Roughly 1.6 billion people around the world depend on forest landscapes and around 1.2 billion smallholders use trees on farms to generate food and cash. Many of these people have not economic or social safety nets but the influence of different crisis, like Covid-19 has hit hard these people. The impacts of Covid-19 can be recognized on many different levels.
Afforestation and planting activities have been negatively impacted during the COVID-19. Family forestry dependent on forest-based activities and their economy has declined. Trade of forest products have had direct implications for the economic vulnerability: supply chains affected impacting on exports of timber and imports of spares and machinery. In some countries forest production is reduced, in some countries forest industry has paralyzed, however, in most of the countries operations has been going on.
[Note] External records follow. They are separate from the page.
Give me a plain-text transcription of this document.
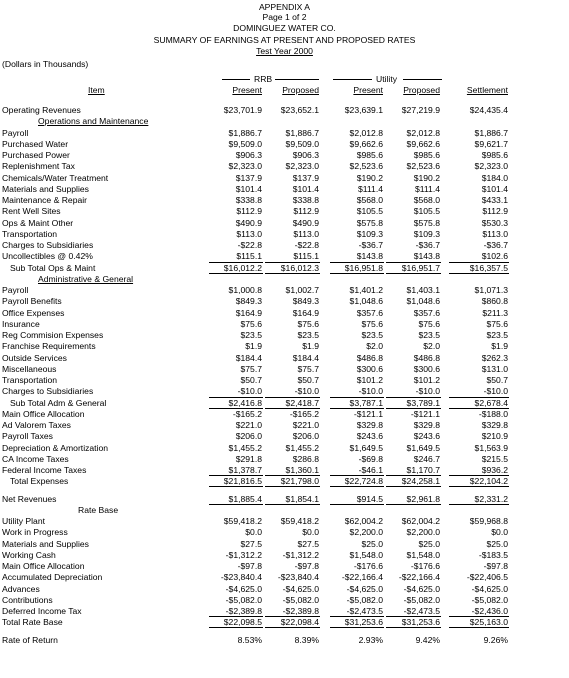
APPENDIX A
Page 1 of 2
DOMINGUEZ WATER CO.
SUMMARY OF EARNINGS AT PRESENT AND PROPOSED RATES
Test Year 2000
(Dollars in Thousands)
RRB	Utility
Item	Present	Proposed	Present	Proposed	Settlement
Operating Revenues	$23,701.9	$23,652.1	$23,639.1	$27,219.9	$24,435.4
Operations and Maintenance
Payroll	$1,886.7	$1,886.7	$2,012.8	$2,012.8	$1,886.7
Purchased Water	$9,509.0	$9,509.0	$9,662.6	$9,662.6	$9,621.7
Purchased Power	$906.3	$906.3	$985.6	$985.6	$985.6
Replenishment Tax	$2,323.0	$2,323.0	$2,523.6	$2,523.6	$2,323.0
Chemicals/Water Treatment	$137.9	$137.9	$190.2	$190.2	$184.0
Materials and Supplies	$101.4	$101.4	$111.4	$111.4	$101.4
Maintenance & Repair	$338.8	$338.8	$568.0	$568.0	$433.1
Rent Well Sites	$112.9	$112.9	$105.5	$105.5	$112.9
Ops & Maint Other	$490.9	$490.9	$575.8	$575.8	$530.3
Transportation	$113.0	$113.0	$109.3	$109.3	$113.0
Charges to Subsidiaries	-$22.8	-$22.8	-$36.7	-$36.7	-$36.7
Uncollectibles @ 0.42%	$115.1	$115.1	$143.8	$143.8	$102.6
Sub Total Ops & Maint	$16,012.2	$16,012.3	$16,951.8	$16,951.7	$16,357.5
Administrative & General
Payroll	$1,000.8	$1,002.7	$1,401.2	$1,403.1	$1,071.3
Payroll Benefits	$849.3	$849.3	$1,048.6	$1,048.6	$860.8
Office Expenses	$164.9	$164.9	$357.6	$357.6	$211.3
Insurance	$75.6	$75.6	$75.6	$75.6	$75.6
Reg Commision Expenses	$23.5	$23.5	$23.5	$23.5	$23.5
Franchise Requirements	$1.9	$1.9	$2.0	$2.0	$1.9
Outside Services	$184.4	$184.4	$486.8	$486.8	$262.3
Miscellaneous	$75.7	$75.7	$300.6	$300.6	$131.0
Transportation	$50.7	$50.7	$101.2	$101.2	$50.7
Charges to Subsidiaries	-$10.0	-$10.0	-$10.0	-$10.0	-$10.0
Sub Total Adm & General	$2,416.8	$2,418.7	$3,787.1	$3,789.1	$2,678.4
Main Office Allocation	-$165.2	-$165.2	-$121.1	-$121.1	-$188.0
Ad Valorem Taxes	$221.0	$221.0	$329.8	$329.8	$329.8
Payroll Taxes	$206.0	$206.0	$243.6	$243.6	$210.9
Depreciation & Amortization	$1,455.2	$1,455.2	$1,649.5	$1,649.5	$1,563.9
CA Income Taxes	$291.8	$286.8	-$69.8	$246.7	$215.5
Federal Income Taxes	$1,378.7	$1,360.1	-$46.1	$1,170.7	$936.2
Total Expenses	$21,816.5	$21,798.0	$22,724.8	$24,258.1	$22,104.2
Net Revenues	$1,885.4	$1,854.1	$914.5	$2,961.8	$2,331.2
Rate Base
Utility Plant	$59,418.2	$59,418.2	$62,004.2	$62,004.2	$59,968.8
Work in Progress	$0.0	$0.0	$2,200.0	$2,200.0	$0.0
Materials and Supplies	$27.5	$27.5	$25.0	$25.0	$25.0
Working Cash	-$1,312.2	-$1,312.2	$1,548.0	$1,548.0	-$183.5
Main Office Allocation	-$97.8	-$97.8	-$176.6	-$176.6	-$97.8
Accumulated Depreciation	-$23,840.4	-$23,840.4	-$22,166.4	-$22,166.4	-$22,406.5
Advances	-$4,625.0	-$4,625.0	-$4,625.0	-$4,625.0	-$4,625.0
Contributions	-$5,082.0	-$5,082.0	-$5,082.0	-$5,082.0	-$5,082.0
Deferred Income Tax	-$2,389.8	-$2,389.8	-$2,473.5	-$2,473.5	-$2,436.0
Total Rate Base	$22,098.5	$22,098.4	$31,253.6	$31,253.6	$25,163.0
Rate of Return	8.53%	8.39%	2.93%	9.42%	9.26%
Some governments have stated forestry production as an essential activity and governments have created a fund for small entrepreneurs.
Illegal logging has been under observation since illegal logging has had negative influence on the forests’ quality ad timber market. Livelihoods of forest-dependent families have been suffering from decreased income and revenues, lower investments and increased costs for forest companies. Silviculture operations and community mobilization are delayed. Lockdown and harvesting season happened at the same time: delays in getting permits and approvals and impacts on harvesting patterns.
Decline in tourism affect livelihoods of those family forest owners who depended on eco-tourism and has shown directly in forest owners’ incomes. This has appeared also in the raising amount of illegal logging and illegal extraction of forest resources has occurred. At the pandemic time communities have used forests for food and fodder. Some forest owners have not had an opportunity to governments’ forest finances.
IFFA stated in the UNFF in 2017 that IFFA supports improvement of achieving gender equality and empowering all women and girls. Without women societies go on only with a half of power. Educating women as well as giving them equal right to work and to own property promote families’ welfare and improve prosperity in communities. COVID-19 has shown that in family forestry women and girls have been most vulnerable due to lack of jobs, more stress e.g. trying to balance work (or lack of it) with personal life. Home schooling has in some cases been impossible. Therefore, it is important to continue to support women and girls in the future as well.
IFFA highlights the importance of small forest producer’s opportunity to have an influence on political decisions at national, regional and international level in different crisis. At the same time family forest producers continue to promote sustainable forest management as a tool to secure the resilience for forest and people.